Pravind Jugnauth estime que le Constitution (Amendment) Bill, présenté en seconde lecture ce vendredi 7 décembre, marquera l’histoire. Cette modification en faveur de la réforme électorale, selon lui, permettra de consolider la démocratie. Il soutient que le système électoral vieux d’un demi-siècle a fait son temps et doit être dépoussiéré. Il évoque également, pour justifier cette démarche, le recours de Rezistans ek Alternativ devant les Nations unies pour protester contre l’obligation faite aux candidats de décliner leur identité ethnique lors des élections.

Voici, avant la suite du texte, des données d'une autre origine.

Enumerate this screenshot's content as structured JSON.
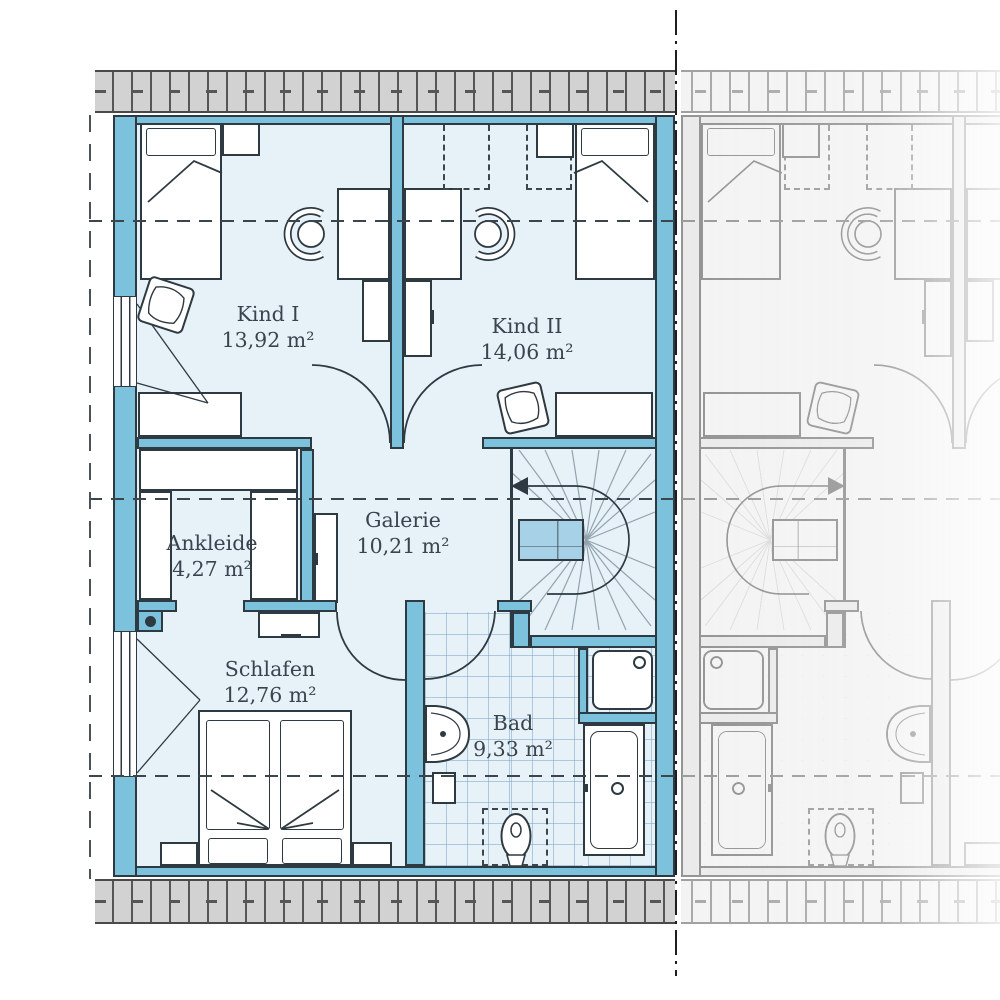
{
  "plan": {
    "rooms": [
      {
        "name": "Kind I",
        "area": "13,92 m²"
      },
      {
        "name": "Kind II",
        "area": "14,06 m²"
      },
      {
        "name": "Ankleide",
        "area": "4,27 m²"
      },
      {
        "name": "Galerie",
        "area": "10,21 m²"
      },
      {
        "name": "Schlafen",
        "area": "12,76 m²"
      },
      {
        "name": "Bad",
        "area": "9,33 m²"
      }
    ],
    "icons": {
      "stair_direction": "left-arrow"
    },
    "colors": {
      "wall_fill": "#7dc2dc",
      "floor_fill": "#e6f1f8",
      "outline": "#2e3a41",
      "stair_landing_fill": "#a7d1e7",
      "roof_hatch_fill": "#d2d2d2",
      "bath_tile_line": "#7da5c8",
      "label_text": "#39444c"
    }
  }
}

Énumérant les différents rapports quant à la révision du système électoral mauricien, il explique qu’aucun n’a été retenu et il rappelle la promesse faite dans le programme électoral de l’Alliance Lepep pour les législatives de décembre 2014. Son plan, fait ressortir Pravind Jugnauth, va favoriser la représentativité proportionnelle, une meilleure représentation des femmes à l’Assemblée nationale, des règles pour contrer le transfugisme et contrôler le financement des partis politiques.

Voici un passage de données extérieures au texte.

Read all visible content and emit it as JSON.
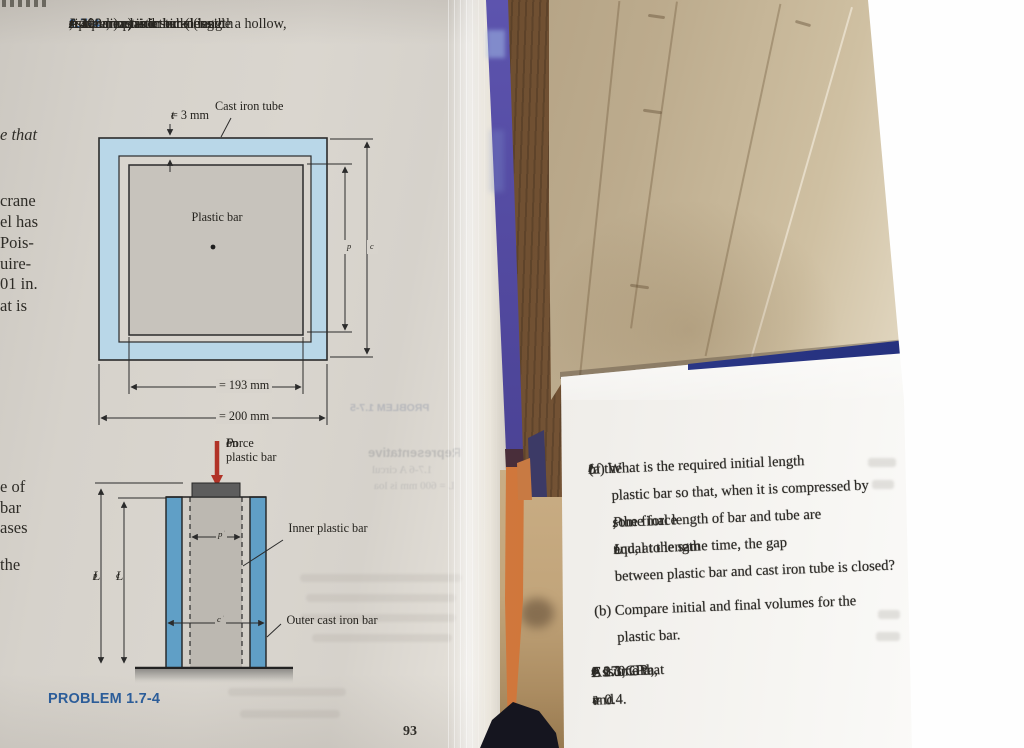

Soulignant que le ratio élus vs électeurs étant l’un des plus élevés au monde, le Premier ministre indique qu’on ne peut augmenter le nombre de sièges comme recommandé par Albie Sachs. Il a aussi soutenu que le transfugisme ne peut être toléré, mais qu’un groupe d’au moins six membres issu d’un parti peut démissionner pour rejoindre un autre groupe politique siégeant à l’Assemblée nationale.

Il s’est aussi laissé aller à dire que l’Electoral Supervisory Commission consiste à faire des commentaires et que «c’est le gouvernement uniquement qui décide».